State of the Markets
Market pain for investors continued through September, as year-to-date declines increased with major US stock indexes falling for the third quarter in a row. The Standard and Poor’s (S&P) 500 and the Dow Jones Industrial Average both posted monthly declines of around 9%, and the NASDAQ dropped more than 10%, all greater than the prior month’s losses.
The S&P 500 Index is ending the quarter at an approximate 3600 level, negating an earlier 12% gain registered from July through mid-August, with all major stock indexes once again extending into bear market territory. According to Bloomberg, this marks the first time in almost 85 years that the index closed out a quarter in negative territory after experiencing a greater than 10% increase in the same quarter.
US stock indexes have fallen six of the past seven weeks. Additionally, the yield on the 10-year Treasury reached its highest level since 2008, almost breaching the 4% mark. It closed the quarter at 3.83%.

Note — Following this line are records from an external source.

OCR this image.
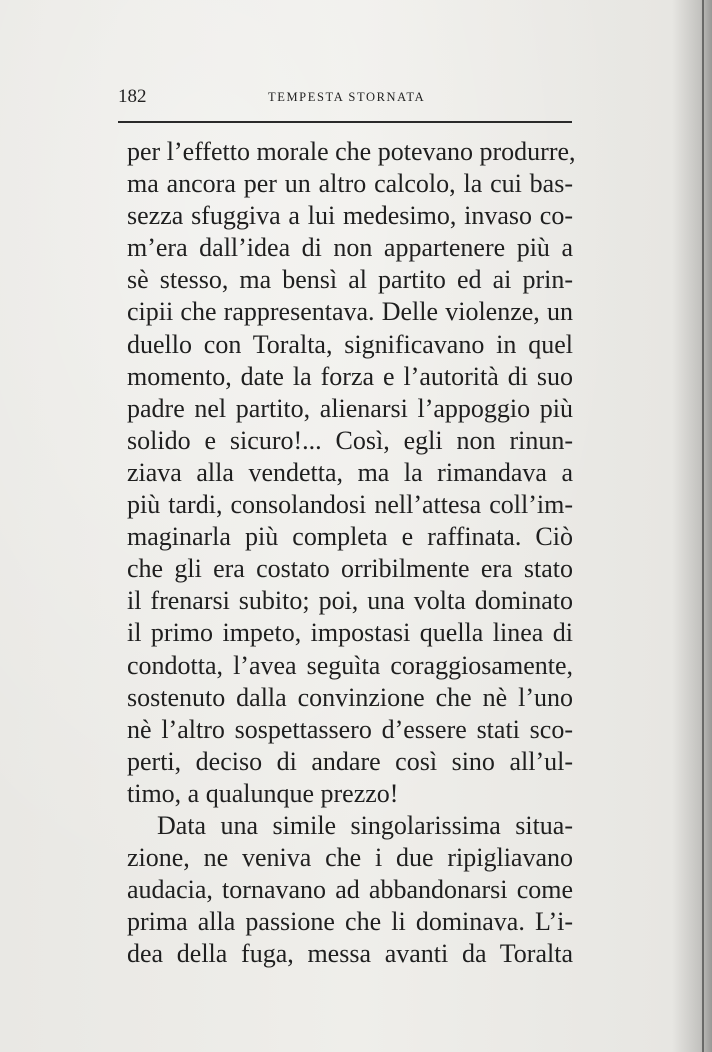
182	TEMPESTA STORNATA
per l’effetto morale che potevano produrre,
ma ancora per un altro calcolo, la cui bas-
sezza sfuggiva a lui medesimo, invaso co-
m’era dall’idea di non appartenere più a
sè stesso, ma bensì al partito ed ai prin-
cipii che rappresentava. Delle violenze, un
duello con Toralta, significavano in quel
momento, date la forza e l’autorità di suo
padre nel partito, alienarsi l’appoggio più
solido e sicuro!... Così, egli non rinun-
ziava alla vendetta, ma la rimandava a
più tardi, consolandosi nell’attesa coll’im-
maginarla più completa e raffinata. Ciò
che gli era costato orribilmente era stato
il frenarsi subito; poi, una volta dominato
il primo impeto, impostasi quella linea di
condotta, l’avea seguìta coraggiosamente,
sostenuto dalla convinzione che nè l’uno
nè l’altro sospettassero d’essere stati sco-
perti, deciso di andare così sino all’ul-
timo, a qualunque prezzo!
Data una simile singolarissima situa-
zione, ne veniva che i due ripigliavano
audacia, tornavano ad abbandonarsi come
prima alla passione che li dominava. L’i-
dea della fuga, messa avanti da Toralta
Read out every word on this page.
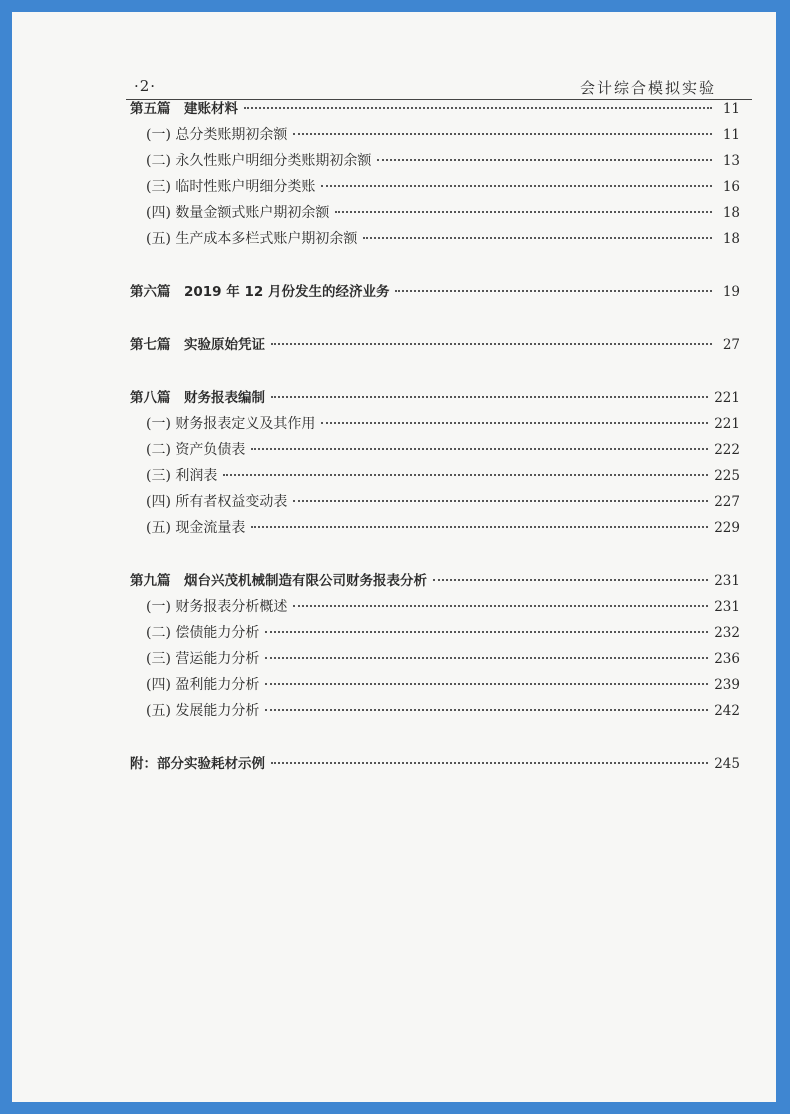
·2·	会计综合模拟实验
第五篇　建账材料	11
(一) 总分类账期初余额	11
(二) 永久性账户明细分类账期初余额	13
(三) 临时性账户明细分类账	16
(四) 数量金额式账户期初余额	18
(五) 生产成本多栏式账户期初余额	18
第六篇　2019 年 12 月份发生的经济业务	19
第七篇　实验原始凭证	27
第八篇　财务报表编制	221
(一) 财务报表定义及其作用	221
(二) 资产负债表	222
(三) 利润表	225
(四) 所有者权益变动表	227
(五) 现金流量表	229
第九篇　烟台兴茂机械制造有限公司财务报表分析	231
(一) 财务报表分析概述	231
(二) 偿债能力分析	232
(三) 营运能力分析	236
(四) 盈利能力分析	239
(五) 发展能力分析	242
附：部分实验耗材示例	245
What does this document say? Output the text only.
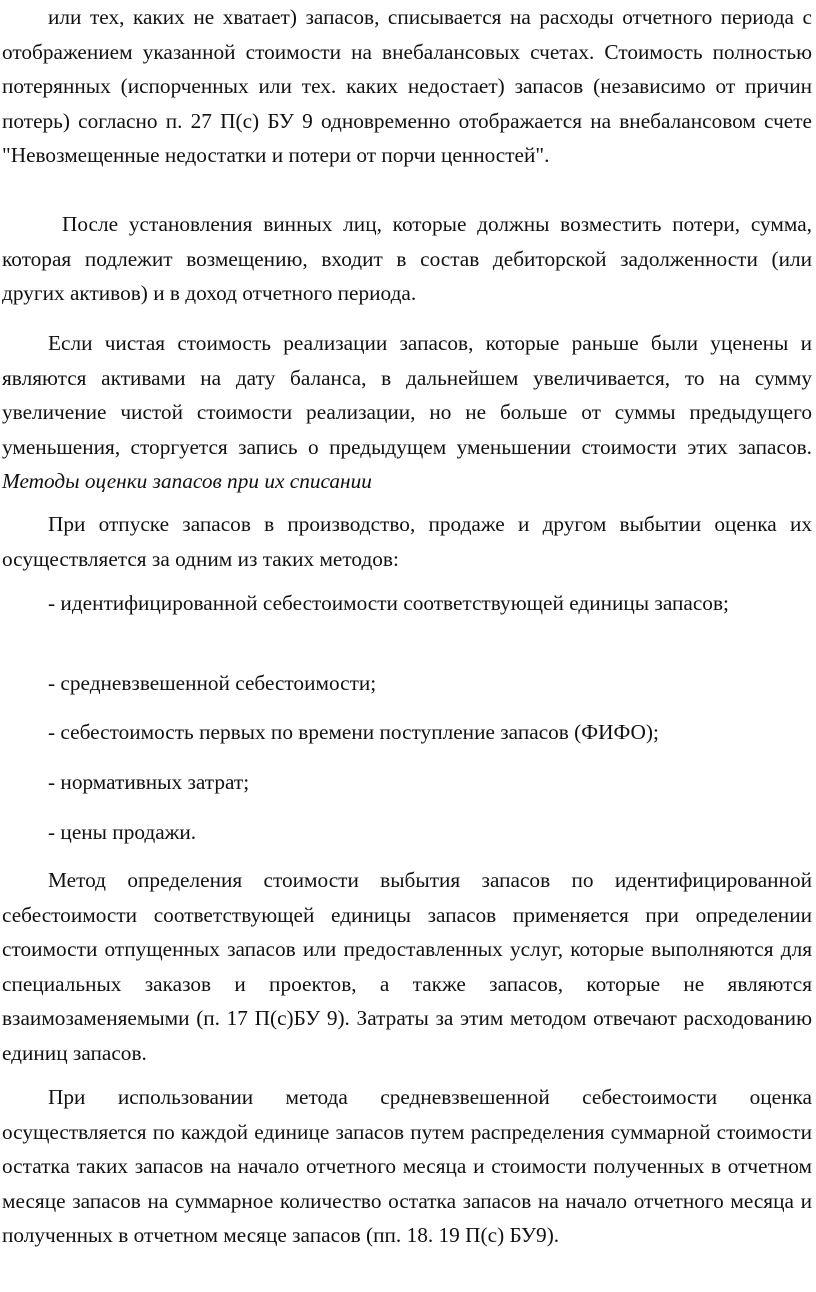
или тех, каких не хватает) запасов, списывается на расходы отчетного периода с отображением указанной стоимости на внебалансовых счетах. Стоимость полностью потерянных (испорченных или тех. каких недостает) запасов (независимо от причин потерь) согласно п. 27 П(с) БУ 9 одновременно отображается на внебалансовом счете "Невозмещенные недостатки и потери от порчи ценностей".

После установления винных лиц, которые должны возместить потери, сумма, которая подлежит возмещению, входит в состав дебиторской задолженности (или других активов) и в доход отчетного периода.

Если чистая стоимость реализации запасов, которые раньше были уценены и являются активами на дату баланса, в дальнейшем увеличивается, то на сумму увеличение чистой стоимости реализации, но не больше от суммы предыдущего уменьшения, сторгуется запись о предыдущем уменьшении стоимости этих запасов. Методы оценки запасов при их списании

При отпуске запасов в производство, продаже и другом выбытии оценка их осуществляется за одним из таких методов:

- идентифицированной себестоимости соответствующей единицы запасов;

- средневзвешенной себестоимости;

- себестоимость первых по времени поступление запасов (ФИФО);

- нормативных затрат;

- цены продажи.

Метод определения стоимости выбытия запасов по идентифицированной себестоимости соответствующей единицы запасов применяется при определении стоимости отпущенных запасов или предоставленных услуг, которые выполняются для специальных заказов и проектов, а также запасов, которые не являются взаимозаменяемыми (п. 17 П(с)БУ 9). Затраты за этим методом отвечают расходованию единиц запасов.

При использовании метода средневзвешенной себестоимости оценка осуществляется по каждой единице запасов путем распределения суммарной стоимости остатка таких запасов на начало отчетного месяца и стоимости полученных в отчетном месяце запасов на суммарное количество остатка запасов на начало отчетного месяца и полученных в отчетном месяце запасов (пп. 18. 19 П(с) БУ9).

Global financial markets experienced this significant pressure in the last week of the quarter as global central banks, led by the US Federal Reserve (Fed), have collectively raised rates, and expressed a desire and willingness to keep them elevated higher and for longer to address aggressive inflation.
Exacerbating the situation, especially in Europe, are spiking energy costs resulting from, among other things, the Russian- Ukraine conflict. Eurozone inflation rose at an annual 10% rate in September, up from 9.1% the previous month. Notably, Germany reported an even steeper increase, with inflation climbing to 10.9% from 8.8% the previous month.